Edwin Firmansyah, supervised by Dr. Thomas Johnson, will defend their thesis titled “All-Digital Transmitter Employing Delta-Sigma Modulation for S-Band Radio Applications” in partial fulfillment of the requirements for the degree of Master of Applied Science in Electrical Engineering.
An abstract for Edwin Firmansyah’s thesis is included below.
Defences are open to all members of the campus community as well as the general public. Please email thomas.johnson@ubc.ca to receive the Zoom link for this defence.
Abstract
To meet the escalating demand for channel capacity in wireless communication systems, radio frequency (RF) beamforming has attracted significant interest. Using a bank of transmit RF chains to drive large-scale antenna arrays, these systems generate spatially adaptive radiation patterns that maximize spectral efficiency. The transition to massive array configurations necessitates highly scalable and power-efficient RF chains, which has led to all-digital transmitters (ADTs) emerging as a viable solution.
This thesis investigates the design and optimization of a field-programmable gate array (FPGA)-based ADT. Unlike conventional transmitters that rely on high-resolution Nyquist-rate digital-to-analog converters and upconversion, ADTs use delta-sigma modulation (DSM) to generate 1-bit signals that directly synthesize modulated RF carriers. DSM performs noise shaping on oversampled signals to encode high-resolution modulated RF carriers within a bandlimited region of a wideband spectrum. S-band operation is achieved using time-interleaved DSM, which parallelizes the DSM operations across multiple channels and serializes the outputs by exploiting an FPGA’s multi-gigabit serializers (MGS). This work examines trade-offs between channel count and clock rate which impacts the polyphase interpolation stage used for DSM oversampling, affecting both its attenuation profile and FPGA digital signal processing unit utilization.
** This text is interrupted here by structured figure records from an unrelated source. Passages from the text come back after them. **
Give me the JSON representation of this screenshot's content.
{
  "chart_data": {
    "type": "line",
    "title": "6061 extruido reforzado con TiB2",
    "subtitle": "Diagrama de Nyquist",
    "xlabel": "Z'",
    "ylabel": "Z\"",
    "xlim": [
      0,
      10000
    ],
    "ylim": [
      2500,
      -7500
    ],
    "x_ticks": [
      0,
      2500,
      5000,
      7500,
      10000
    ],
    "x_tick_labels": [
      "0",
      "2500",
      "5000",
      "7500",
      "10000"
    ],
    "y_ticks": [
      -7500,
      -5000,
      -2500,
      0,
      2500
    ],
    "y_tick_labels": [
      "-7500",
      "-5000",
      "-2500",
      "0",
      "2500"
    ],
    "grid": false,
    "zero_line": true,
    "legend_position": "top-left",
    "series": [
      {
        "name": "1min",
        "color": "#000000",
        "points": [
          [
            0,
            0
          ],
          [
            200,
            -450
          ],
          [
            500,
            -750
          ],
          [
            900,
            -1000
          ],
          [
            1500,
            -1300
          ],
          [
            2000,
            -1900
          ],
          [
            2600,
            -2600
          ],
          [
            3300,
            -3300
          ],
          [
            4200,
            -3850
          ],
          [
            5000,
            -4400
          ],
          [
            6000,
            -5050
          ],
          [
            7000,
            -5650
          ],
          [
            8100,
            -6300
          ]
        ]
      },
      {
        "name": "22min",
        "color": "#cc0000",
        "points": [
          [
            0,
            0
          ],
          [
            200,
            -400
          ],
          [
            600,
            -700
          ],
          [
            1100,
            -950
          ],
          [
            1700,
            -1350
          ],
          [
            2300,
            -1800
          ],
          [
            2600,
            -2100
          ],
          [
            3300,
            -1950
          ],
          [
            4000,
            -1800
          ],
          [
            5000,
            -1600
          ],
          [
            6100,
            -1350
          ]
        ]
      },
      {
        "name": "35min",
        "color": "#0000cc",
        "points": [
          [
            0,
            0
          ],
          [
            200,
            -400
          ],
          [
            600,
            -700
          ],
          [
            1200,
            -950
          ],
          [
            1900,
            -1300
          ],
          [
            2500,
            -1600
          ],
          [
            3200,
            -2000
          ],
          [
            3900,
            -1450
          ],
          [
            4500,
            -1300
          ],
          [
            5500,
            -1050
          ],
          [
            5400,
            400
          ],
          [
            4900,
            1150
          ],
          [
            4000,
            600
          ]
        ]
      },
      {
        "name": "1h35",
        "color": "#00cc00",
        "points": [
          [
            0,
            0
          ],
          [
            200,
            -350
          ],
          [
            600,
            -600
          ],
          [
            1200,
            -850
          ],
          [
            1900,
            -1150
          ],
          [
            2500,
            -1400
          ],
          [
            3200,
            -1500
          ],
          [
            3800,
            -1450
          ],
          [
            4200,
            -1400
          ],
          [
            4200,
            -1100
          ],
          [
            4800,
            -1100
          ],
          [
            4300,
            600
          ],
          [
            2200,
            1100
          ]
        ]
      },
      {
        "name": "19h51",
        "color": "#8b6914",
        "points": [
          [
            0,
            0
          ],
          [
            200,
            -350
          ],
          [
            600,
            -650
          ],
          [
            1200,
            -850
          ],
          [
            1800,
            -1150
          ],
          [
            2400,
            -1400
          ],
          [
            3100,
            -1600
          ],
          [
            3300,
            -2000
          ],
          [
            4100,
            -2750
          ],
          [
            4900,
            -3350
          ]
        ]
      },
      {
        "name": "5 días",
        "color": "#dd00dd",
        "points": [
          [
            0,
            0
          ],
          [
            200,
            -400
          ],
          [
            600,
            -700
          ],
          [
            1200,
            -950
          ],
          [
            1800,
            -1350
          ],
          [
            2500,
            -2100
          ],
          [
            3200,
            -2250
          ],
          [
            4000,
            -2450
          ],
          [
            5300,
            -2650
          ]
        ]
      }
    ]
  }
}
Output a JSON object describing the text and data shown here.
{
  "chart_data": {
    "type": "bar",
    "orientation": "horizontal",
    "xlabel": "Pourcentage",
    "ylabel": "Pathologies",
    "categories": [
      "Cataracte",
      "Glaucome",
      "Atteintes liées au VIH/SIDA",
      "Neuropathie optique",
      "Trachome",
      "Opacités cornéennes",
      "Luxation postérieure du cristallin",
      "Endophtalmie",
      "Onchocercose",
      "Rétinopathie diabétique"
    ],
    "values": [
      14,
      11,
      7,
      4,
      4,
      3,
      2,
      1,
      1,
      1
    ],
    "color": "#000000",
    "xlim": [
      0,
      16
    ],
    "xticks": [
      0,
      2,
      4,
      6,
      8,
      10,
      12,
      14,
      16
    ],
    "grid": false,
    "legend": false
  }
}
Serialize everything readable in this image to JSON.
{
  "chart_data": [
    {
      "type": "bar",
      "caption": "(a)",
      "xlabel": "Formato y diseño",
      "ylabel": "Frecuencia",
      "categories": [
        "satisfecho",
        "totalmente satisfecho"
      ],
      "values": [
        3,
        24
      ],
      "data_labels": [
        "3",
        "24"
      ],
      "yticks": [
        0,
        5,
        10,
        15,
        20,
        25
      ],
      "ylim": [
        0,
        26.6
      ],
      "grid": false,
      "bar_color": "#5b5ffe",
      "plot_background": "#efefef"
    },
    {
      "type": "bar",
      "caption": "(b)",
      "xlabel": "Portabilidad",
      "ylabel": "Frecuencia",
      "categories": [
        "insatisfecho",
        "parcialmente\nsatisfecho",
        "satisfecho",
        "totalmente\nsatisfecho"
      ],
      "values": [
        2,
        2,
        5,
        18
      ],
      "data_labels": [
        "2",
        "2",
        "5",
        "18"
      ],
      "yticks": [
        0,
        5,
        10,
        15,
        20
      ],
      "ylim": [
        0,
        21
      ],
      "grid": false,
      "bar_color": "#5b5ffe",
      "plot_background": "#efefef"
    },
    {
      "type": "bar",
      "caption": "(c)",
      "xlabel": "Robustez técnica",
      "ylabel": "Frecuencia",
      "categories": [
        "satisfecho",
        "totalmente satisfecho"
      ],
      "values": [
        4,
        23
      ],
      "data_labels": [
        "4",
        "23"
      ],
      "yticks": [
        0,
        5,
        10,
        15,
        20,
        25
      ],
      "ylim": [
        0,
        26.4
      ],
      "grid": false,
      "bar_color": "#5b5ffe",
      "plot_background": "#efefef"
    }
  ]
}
Additionally, enhanced polyphase interpolation with integrated fractional delay is proposed, improving wideband image rejection by up to 7 dB to mitigate inherent I/Q time-delay mismatches in ADTs.
Experimental results are presented to validate the proposed design methodology. In one configuration, a 4 GHz 64-QAM carrier at 32 MSym/s achieved an error-vector magnitude of 3% by driving the MGS at its maximum rate. In another configuration incorporating fractional delay, a 3.5 GHz QPSK carrier maintained greater than 40 dB image rejection ratio over an instantaneous bandwidth of 210MHz. Based on the analyzed trade-offs, this work offers recommendations for optimizing ADTs.